'Vamos falar sobre mulheres dirigentes?' (Vivis)

Se é necessário mulheres na direção, também é necessário criar as condições para isso e verdadeiramente entender o que são mulheres dirigentes e tudo que vem por trás de eleger uma camarada para uma tarefa.

'Vamos falar sobre mulheres dirigentes?' (Vivis)

Por Vivis para a Tribuna de Debates Preparatória do XVII Congresso Extraordinário.

Muito se fala em nossas fileiras sobre a necessidade de eleger mulheres para cargos de direção, sobre o papel da mulher no partido comunista, sobre a condição das mulheres no capitalismo. Mas, será que para além da teoria e do blá blá blá em reuniões, nós REALMENTE proporcionamos condições para que as mulheres sejam dirigentes? Não, definitivamente não.
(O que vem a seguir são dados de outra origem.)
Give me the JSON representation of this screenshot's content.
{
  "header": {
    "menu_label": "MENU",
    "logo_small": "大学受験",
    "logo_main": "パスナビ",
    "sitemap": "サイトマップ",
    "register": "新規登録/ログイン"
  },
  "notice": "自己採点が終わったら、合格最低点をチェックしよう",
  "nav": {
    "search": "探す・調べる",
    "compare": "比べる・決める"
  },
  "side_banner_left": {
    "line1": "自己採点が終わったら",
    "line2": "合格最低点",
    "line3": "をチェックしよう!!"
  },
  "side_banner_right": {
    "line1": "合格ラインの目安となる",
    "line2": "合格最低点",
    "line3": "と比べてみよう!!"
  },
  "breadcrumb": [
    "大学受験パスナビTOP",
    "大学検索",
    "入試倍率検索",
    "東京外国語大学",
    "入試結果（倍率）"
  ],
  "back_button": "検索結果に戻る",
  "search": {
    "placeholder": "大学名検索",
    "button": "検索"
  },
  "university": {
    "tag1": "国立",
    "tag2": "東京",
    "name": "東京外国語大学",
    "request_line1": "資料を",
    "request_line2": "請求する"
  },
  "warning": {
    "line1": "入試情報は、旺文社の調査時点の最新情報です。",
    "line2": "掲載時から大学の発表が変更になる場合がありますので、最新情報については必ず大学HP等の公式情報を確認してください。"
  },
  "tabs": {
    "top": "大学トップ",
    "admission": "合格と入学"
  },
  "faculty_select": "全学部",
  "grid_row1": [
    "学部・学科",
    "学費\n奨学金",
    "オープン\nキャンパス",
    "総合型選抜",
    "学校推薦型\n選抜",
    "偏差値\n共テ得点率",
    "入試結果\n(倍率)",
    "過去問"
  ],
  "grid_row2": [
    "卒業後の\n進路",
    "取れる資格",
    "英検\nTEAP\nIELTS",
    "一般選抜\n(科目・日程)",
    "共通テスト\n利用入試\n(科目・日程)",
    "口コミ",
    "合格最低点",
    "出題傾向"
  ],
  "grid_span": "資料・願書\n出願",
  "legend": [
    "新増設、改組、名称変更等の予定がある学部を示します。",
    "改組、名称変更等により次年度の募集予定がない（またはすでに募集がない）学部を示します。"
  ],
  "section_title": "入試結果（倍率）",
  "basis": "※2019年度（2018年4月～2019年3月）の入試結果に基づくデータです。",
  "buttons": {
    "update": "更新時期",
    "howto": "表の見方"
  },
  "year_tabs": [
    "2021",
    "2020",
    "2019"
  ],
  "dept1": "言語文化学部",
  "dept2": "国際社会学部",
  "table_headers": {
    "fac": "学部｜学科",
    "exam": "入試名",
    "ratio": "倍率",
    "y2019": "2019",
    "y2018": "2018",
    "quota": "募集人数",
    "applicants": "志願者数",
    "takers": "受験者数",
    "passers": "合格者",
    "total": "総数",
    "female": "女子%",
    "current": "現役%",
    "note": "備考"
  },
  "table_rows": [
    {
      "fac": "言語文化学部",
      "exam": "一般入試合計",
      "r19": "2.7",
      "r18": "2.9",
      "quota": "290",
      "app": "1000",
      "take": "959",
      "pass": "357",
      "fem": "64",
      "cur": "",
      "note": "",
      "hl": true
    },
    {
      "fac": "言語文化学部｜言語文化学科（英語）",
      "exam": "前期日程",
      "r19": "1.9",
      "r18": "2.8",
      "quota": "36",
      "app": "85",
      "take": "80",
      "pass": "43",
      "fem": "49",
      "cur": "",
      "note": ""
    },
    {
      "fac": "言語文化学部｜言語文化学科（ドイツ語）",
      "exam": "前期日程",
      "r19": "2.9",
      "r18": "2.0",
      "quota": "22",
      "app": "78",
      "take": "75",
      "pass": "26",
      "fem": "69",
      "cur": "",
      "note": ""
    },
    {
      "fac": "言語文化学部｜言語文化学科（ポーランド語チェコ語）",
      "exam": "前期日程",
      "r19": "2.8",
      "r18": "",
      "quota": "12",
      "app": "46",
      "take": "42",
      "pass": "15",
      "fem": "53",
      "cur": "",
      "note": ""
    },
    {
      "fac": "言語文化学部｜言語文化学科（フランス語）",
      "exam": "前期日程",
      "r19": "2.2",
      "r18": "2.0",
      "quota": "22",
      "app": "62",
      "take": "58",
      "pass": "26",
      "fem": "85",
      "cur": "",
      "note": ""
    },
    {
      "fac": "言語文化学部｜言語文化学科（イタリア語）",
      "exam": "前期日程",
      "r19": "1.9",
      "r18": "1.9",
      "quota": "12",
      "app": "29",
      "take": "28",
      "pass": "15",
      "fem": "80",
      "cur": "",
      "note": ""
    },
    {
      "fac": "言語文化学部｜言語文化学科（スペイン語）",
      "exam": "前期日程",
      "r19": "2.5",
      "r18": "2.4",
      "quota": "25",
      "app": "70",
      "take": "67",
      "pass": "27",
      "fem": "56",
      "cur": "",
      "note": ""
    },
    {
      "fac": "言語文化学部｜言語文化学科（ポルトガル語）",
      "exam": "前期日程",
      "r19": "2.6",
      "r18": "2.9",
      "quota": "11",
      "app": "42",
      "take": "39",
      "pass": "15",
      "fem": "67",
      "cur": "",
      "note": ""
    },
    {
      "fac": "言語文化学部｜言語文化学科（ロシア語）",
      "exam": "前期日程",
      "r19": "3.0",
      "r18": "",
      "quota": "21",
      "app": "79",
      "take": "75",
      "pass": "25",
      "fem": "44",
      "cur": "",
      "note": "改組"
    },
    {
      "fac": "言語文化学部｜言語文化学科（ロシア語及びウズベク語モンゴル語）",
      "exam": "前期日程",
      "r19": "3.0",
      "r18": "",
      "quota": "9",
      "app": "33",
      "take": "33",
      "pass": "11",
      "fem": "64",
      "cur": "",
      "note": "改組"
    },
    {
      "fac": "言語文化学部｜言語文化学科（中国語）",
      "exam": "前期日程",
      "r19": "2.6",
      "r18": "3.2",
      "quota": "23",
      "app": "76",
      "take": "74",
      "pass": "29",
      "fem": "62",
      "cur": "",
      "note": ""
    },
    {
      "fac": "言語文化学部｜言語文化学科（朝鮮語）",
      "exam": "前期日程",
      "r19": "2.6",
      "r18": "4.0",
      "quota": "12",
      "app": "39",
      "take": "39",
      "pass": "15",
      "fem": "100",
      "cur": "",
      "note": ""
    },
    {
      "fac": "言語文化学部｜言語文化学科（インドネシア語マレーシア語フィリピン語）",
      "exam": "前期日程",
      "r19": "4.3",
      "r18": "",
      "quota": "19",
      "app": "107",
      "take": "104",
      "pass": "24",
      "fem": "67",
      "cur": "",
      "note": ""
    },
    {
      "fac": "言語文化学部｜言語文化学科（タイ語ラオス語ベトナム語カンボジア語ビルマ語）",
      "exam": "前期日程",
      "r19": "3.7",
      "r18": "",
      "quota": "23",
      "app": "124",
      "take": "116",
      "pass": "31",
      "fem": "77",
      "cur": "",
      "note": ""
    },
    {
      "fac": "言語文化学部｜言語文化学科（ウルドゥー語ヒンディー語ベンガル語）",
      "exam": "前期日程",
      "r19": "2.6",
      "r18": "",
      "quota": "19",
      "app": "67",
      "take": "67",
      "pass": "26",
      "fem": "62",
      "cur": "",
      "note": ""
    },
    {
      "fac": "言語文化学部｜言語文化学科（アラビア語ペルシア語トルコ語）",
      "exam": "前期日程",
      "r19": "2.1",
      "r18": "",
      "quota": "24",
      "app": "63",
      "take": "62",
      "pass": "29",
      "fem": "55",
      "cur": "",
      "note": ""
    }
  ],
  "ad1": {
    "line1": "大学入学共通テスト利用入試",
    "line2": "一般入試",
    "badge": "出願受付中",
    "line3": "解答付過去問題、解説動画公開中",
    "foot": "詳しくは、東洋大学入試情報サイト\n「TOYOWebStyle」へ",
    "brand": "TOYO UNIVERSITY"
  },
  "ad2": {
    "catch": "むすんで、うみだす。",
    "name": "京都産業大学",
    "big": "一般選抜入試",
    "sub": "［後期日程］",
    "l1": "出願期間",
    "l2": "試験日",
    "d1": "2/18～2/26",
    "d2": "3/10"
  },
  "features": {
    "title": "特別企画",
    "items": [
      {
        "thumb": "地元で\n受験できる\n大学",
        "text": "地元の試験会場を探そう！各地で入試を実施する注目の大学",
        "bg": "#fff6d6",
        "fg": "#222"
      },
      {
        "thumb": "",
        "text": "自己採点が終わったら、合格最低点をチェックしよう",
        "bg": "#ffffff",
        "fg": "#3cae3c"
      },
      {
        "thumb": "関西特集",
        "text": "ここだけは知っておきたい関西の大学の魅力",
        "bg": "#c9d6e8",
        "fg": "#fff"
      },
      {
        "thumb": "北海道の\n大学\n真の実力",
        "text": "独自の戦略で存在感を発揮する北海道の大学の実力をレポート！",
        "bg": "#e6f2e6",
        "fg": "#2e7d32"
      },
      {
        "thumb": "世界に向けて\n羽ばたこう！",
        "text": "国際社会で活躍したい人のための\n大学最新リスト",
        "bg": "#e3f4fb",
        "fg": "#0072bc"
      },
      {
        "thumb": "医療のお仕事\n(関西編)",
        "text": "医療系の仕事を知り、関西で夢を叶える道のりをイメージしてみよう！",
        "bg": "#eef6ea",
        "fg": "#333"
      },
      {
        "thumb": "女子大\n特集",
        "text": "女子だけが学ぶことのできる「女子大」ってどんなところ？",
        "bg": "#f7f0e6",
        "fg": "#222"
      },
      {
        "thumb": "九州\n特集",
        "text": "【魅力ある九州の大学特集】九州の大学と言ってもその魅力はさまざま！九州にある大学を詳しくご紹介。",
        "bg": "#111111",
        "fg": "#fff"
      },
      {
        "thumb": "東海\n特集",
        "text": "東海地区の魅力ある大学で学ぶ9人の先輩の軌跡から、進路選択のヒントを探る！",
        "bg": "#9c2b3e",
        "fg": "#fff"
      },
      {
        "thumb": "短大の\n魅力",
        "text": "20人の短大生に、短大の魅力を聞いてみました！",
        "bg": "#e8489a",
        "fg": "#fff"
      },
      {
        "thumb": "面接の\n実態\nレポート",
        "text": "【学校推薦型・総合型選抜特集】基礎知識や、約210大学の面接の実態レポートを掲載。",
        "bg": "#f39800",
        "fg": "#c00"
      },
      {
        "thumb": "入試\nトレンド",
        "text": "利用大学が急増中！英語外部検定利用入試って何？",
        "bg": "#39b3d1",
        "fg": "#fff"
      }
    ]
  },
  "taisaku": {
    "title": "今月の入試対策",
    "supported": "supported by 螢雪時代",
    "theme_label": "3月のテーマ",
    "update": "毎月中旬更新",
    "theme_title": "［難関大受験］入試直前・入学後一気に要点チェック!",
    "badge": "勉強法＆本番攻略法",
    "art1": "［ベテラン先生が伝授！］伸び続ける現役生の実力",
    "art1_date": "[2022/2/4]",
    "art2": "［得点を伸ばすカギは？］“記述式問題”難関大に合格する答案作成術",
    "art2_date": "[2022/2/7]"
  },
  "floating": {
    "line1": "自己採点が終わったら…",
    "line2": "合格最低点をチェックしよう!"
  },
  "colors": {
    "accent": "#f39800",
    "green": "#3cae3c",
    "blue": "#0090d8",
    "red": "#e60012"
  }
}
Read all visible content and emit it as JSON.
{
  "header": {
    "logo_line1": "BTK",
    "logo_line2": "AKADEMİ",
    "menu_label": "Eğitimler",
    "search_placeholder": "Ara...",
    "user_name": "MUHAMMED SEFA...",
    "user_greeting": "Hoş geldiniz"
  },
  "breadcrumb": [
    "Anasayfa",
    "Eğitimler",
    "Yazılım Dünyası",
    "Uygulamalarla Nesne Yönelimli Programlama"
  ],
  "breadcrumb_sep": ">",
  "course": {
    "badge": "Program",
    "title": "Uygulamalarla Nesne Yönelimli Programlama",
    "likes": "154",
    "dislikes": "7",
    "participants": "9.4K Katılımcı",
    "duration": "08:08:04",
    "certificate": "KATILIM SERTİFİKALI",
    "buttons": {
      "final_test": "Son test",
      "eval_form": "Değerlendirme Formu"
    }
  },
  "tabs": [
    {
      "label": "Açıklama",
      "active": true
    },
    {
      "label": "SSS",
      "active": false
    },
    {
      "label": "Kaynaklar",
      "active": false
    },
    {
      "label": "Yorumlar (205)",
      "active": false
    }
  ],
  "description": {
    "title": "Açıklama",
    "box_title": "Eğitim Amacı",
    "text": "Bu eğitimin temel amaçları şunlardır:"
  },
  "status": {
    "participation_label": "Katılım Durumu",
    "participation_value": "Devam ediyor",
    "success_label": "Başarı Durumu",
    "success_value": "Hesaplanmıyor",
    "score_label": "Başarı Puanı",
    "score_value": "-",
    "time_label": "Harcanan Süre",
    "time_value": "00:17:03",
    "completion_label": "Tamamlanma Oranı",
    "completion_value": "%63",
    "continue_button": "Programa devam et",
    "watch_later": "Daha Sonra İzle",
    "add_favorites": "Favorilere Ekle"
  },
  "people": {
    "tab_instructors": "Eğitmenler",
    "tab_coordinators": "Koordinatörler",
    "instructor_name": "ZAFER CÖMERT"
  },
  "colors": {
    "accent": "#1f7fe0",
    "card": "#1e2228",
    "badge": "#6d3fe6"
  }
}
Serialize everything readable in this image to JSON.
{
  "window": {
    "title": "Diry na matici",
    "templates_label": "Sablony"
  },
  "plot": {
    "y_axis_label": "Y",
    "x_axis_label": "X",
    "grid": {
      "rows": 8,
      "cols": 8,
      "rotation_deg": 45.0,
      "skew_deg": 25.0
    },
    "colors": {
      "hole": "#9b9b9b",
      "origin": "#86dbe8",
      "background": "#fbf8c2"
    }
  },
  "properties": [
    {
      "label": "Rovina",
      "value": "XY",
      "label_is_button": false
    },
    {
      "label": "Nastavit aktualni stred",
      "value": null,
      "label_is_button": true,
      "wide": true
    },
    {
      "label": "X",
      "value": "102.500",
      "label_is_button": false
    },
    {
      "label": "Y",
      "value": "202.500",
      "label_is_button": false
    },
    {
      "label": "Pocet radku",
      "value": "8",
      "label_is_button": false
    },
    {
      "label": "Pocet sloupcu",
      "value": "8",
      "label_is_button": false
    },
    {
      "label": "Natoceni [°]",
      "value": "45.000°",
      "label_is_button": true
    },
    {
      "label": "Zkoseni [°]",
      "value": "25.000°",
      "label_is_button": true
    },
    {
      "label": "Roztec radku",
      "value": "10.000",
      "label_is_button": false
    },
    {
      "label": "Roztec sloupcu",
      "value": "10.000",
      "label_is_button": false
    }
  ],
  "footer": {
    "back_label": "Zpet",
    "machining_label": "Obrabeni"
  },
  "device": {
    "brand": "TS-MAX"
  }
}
Essa tribuna tem o propósito de incitar um debate interno real, mas já adianto que também tem um tom de desabafo. Enquanto mulher dirigente, essas questões me assolam todos os dias, e especialmente nesse período congressual tem sido mais latente ainda. Então, resolvi só “vomitar” esse texto.

Partindo para o óbvio (não tão óbvio assim, para vários camaradas homens) vamos aos dados. As mulheres exercem dupla ou tripla jornada de trabalho, ganham menos, e, portanto, trabalham mais; são as principais responsáveis pelo trabalho de cuidado e reprodução social da vida, e por conta disso, adoecem mais mentalmente. Nesse cenário no capitalismo-patriarcado-racista, é evidente que o tempo para a militância é muito mais curto do que o de camaradas homens. Sendo assim, quando bravejamos por mulheres nas direções, obrigatoriamente precisamos considerar AS CONDIÇÕES NECESSÁRIAS para que uma mulher seja dirigente. E essas condições são diferentes das dos homens.

Sendo sincera, minha ideia para essa tribuna veio de um sentimento duplo: a raiva de não ter essas condições sendo pauta de nosso trabalho, e a culpa por nunca me sentir suficiente. É contraditório o tempo todo. Ao mesmo tempo que pautamos sobre as mulheres estarem majoritariamente em tarefas de organização/operacional como um problema e uma reprodução do patriarcado, muitas vezes é nessas tarefas que consigo me dedicar mais. Justamente pela estafa mental do trabalho, da casa, dos estudos; por estar emocionalmente adoecida, pelo uso de medicamentos controlados que diminuem minha capacidade cognitiva... tudo assim, junto e misturado.

Então, de fato, é necessário pautar que as mulheres não sejam só as organizadoras, mas as formuladoras, as intelectuais orgânicas, as líderes de movimentos de massa, as articuladoras, as propagandistas etc. Mas, não adianta só pautar. Só falar. Só escrever sobre. Só colocar destaque nas nossas teses. É preciso que o partido dê condições para que as pessoas que não sejam homens cis exerçam essas tarefas. E, nesse momento, nem vou entrar no mérito financeiro; já é de conhecimento geral que não temos condição alguma de liberar militante agora; mas que contemos com o apoio irrestrito dos camaradas homens, com o incentivo e não com a cobrança, com uma divisão real de tarefas de acordo com a realidade das vidas, e, pelo amor de deus, com a intenção REAL de fazer das mulheres dirigentes de fato, e não só como uma bandeira vazia que mais parece o feminismo liberal mais raso que existe. Se é necessário mulheres na direção, também é necessário criar as condições para isso e verdadeiramente entender o que são mulheres dirigentes e tudo que vem por trás de eleger uma camarada para uma tarefa.

Eu espero, de verdade, nunca mais ouvir que eu não fiz o suficiente na instância de direção, que eu não me coloco pra tarefas de escrita e formulação por livre e espontânea vontade, que não estou tão presente quanto meus camaradas (todos homens) nessa tarefa. Eu espero, de verdade, que algum dia compreendam o que estou escrevendo nessa tribuna hoje (e além dela, já que não dei conta de escrever tudo que precisaria falar). Eu espero ser uma boa dirigente. Mas para isso, não dá para ter uma competição desleal com quem tem a linha de partida bem mais à frente que a minha na vida cotidiana.

Peço desculpas pela escrita malfeita e de maneira vomitada. Na verdade, não peço desculpas, não. Nunca mais vou pedir desculpas por ter feito o que eu consegui fazer.